Training owls; but next time we train ourselves

K. and I went to the Hawk Conservancy Trust last weekend, just west of Andover. It was a marvellous experience: the slightly understated nature of the birds in their enclosures is completely offset by the incredibly well choreographed displays: choreographed by the humans, that is; the animals are to some extent displaying natural behaviours. Especially the bald eagle, which descends from – but I don’t want to give away one of the best bits.

The Hawk Conservancy Trust’s occupants are not solely hawks: there are many other birds of pray, including vultures, falcons, bustards, sea eagles, a secretary bird, Indian runner ducks, a retired farm horse… and owls. So many owls. Eagle owls. Snowy owls. A burrowing owl that doesn’t know how to burrow, and a tawny owl that’s afraid of heights. Don’t laugh at the back there: it’s a refuge for injured animals; what were you expecting – best in class? Don’t judge until you’ve experienced the short, gleeful hit of joy at watching a trainee burrowing owl successfully totter through a proffered pipe. Or carried a scops owl on your hand.
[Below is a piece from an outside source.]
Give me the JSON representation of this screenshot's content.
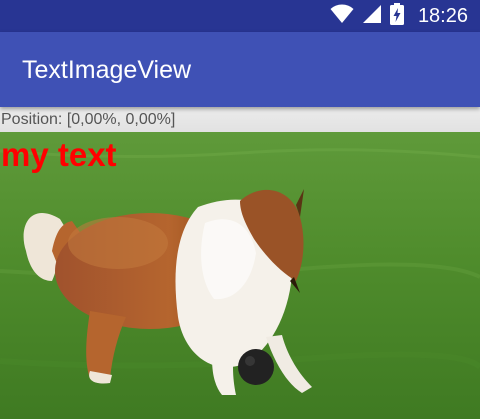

This was the climax of a bank holiday spent in a camp site near the New Forest, visited as it was on the journey home. Sadly, the site wasn’t near enough to said forest for us to have much of a chance to actually enjoy any of it; it wasn’t even near enough to things it was meant to be near to (like the local town) for us to visit them on foot. But we did some walking, and visited the “local” pub (some fifty minutes away), and read the newspaper, and had lots of food cooked on Trangia and gas stove, which is always far more fun than you expect.

My only real regret is that I seem to have once again tricked myself into driving somewhere because it’s far away from where we are, in the hope that it’ll be near enough to other places not to need the car when we get there. It would probably have been difficult to get to the Hawk Conservancy Trust without it, of course: driver privilege saturates everything, especially Hampshire. But a big misunderstanding on the way down (over precisely which site we had finally booked at the start of my week away at a conference) led to a big, stressful detour. The journey across the country to Andover was stressful too. In fact, much as part of me does love good, solid, calm driving… real-world driving is always anything but.

Next trip away somewhere nice: we make it by train. And bus. And taxi, if need be. Anything else always feels like a false economy, so the next time will be no different. I know, because an owl called Nigel told me.

This entry was posted in cars, diary, entertainment, environment, experience, far_away, holiday, journeys, location, made_our_own_fun, nature, occupation, tourism, transport. Bookmark the permalink.

4 Responses to Training owls; but next time we train ourselves

  1. looby says:

    And credit to them, they do have public transport information on their website (whilst assuming the private car as the default method).

    • smallbeds says:

      Yes, it could be worse; although they might at least put that it’s the Number 5 bus from Andover train station. It’s unlikely to change as often as some of the other details on the site.

      Mind you, there’s a far worse example of social engineering when it comes to public transport to an apparently environmentally conscious wildlife venue. A blogpost is brewing about it right now.

  2. We had a similarly lovely time at the Raptor Foundation near (the Cambridgeshire) St Ives in February. We didn’t get to handle the birds (I think that costs extra) but some of them did come and sit on the bench beside us, which was rather fun.

    • smallbeds says:

      How lovely! Most of the birds at Andover, you couldn’t touch. There were just three owls that they let you anywhere near (not including vultures flying so low over your head that you did actually have to duck). Even then, you were warned not to actually “touch” them with anything other than the gloved hand they gripped onto with their talons, as they treated any approach by naked fingers as an offer of tasty snacks.